Former BBC presenter from Banbury area set to volunteer in COVID-19 vaccine trial
Simeon Courtie is not worried about the side effects. He only wants to do his part to help during the coronavirus pandemic.
Nearly four weeks ago Simeon submitted an application to take part in the COVID-19 trial vaccine.
During the four weeks he completed a medical screening, and is now set to have the vaccine tomorrow (Wednesday April 29) at the Jenner Institute in Oxford.
The Oxford Vaccine Centre’s COVID-19 vaccine trial is being run by the Jenner Institute and Oxford Vaccine Group within the University of Oxford. Work started to develop a vaccine to prevent COVID-19 earlier this year in January.

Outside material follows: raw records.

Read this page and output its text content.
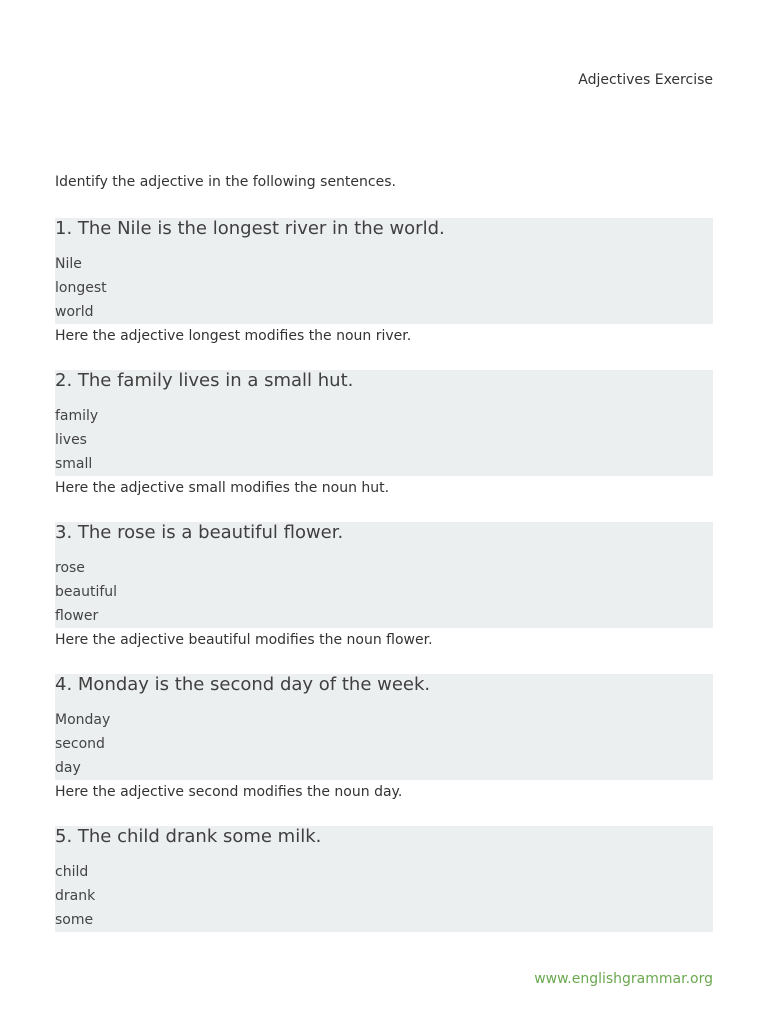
Adjectives Exercise
Identify the adjective in the following sentences.
1. The Nile is the longest river in the world.
Nile
longest
world
Here the adjective longest modifies the noun river.
2. The family lives in a small hut.
family
lives
small
Here the adjective small modifies the noun hut.
3. The rose is a beautiful flower.
rose
beautiful
flower
Here the adjective beautiful modifies the noun flower.
4. Monday is the second day of the week.
Monday
second
day
Here the adjective second modifies the noun day.
5. The child drank some milk.
child
drank
some
www.englishgrammar.org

Simeon, a former BBC TV and radio presenter who now works as a communications consultant and writer, does not consider himself brave for stepping up as a volunteer in the COVID-19 vaccine trial.
He said: "For me, I can't wait to do it. It's exciting, and a privilege to be able to be a small part of such a scientific breakthrough.
"My motivation to apply is my eldest daughter, Ella, who is a research scientist and I know from her how difficult it is to get human volunteers.
"This seemed like a way I could help rather than sitting at home feeling useless (in lockdown)."
The trial started last week with the first person getting their vaccine on Friday April 24. He said this trial is testing for the safety of the vaccine, and there will be a second trial later to test for effectiveness.
In order to be eligible for the trial vaccine none of the volunteers could have ever shown any COVID-19 symptoms.
During his pre-medical screening Simeon was told about some of the possible side effects from the vaccination. He was informed it's 'quite likely' he may experience 'mild' flu-like symptoms as a result of receiving the vaccination.
He added: "I'm not being injected with Covid-19."
Simeon explained he's one of 510 volunteers for the trial. The volunteers are broken into three groups.
Two of the groups, split into 250 volunteers, for the trial include one who receives the new vaccine for the coronavirus, and the other where volunteers receive the vaccine for meningitis. A third group includes 10 volunteers who receive an increase dose of the new vaccine. None of the volunteers are told which type of vaccine they receive.
He added: "There is a small risk of something unknown happening."
Simeon is a communications trainer and experienced broadcaster. He has presented national television and radio for over 20 years, from his Children’s BBC days in the 90s, to hosting the All England BBC local radio evening show in 2018.
Simeon writes for Have I Got News For You, and won the London Book Festival grand prize for his comedy travel memoir, The Long and Whining Road.
Simeon lives near Banbury with his family.
He said: "I live in Bodicote with my wife, Jill, and three daughters, Ella aged 23, Bethan aged 21, and Edie aged 18, and they are all very supportive of my decision."
Volunteering for the COVID-19 trial vaccine has found Simeon taking on interviews with media from around the world ranging from the Good Morning Britain show on ITV, to CNN in New York, to Japanese TV through Skype, a Bulgarian media interview and multiple BBC interviews.
Simeon added: "I'm not worried about the side effects. I hope by talking about it, it will take a bit of the fear away about it. Maybe it will help them get more volunteers for the next trial."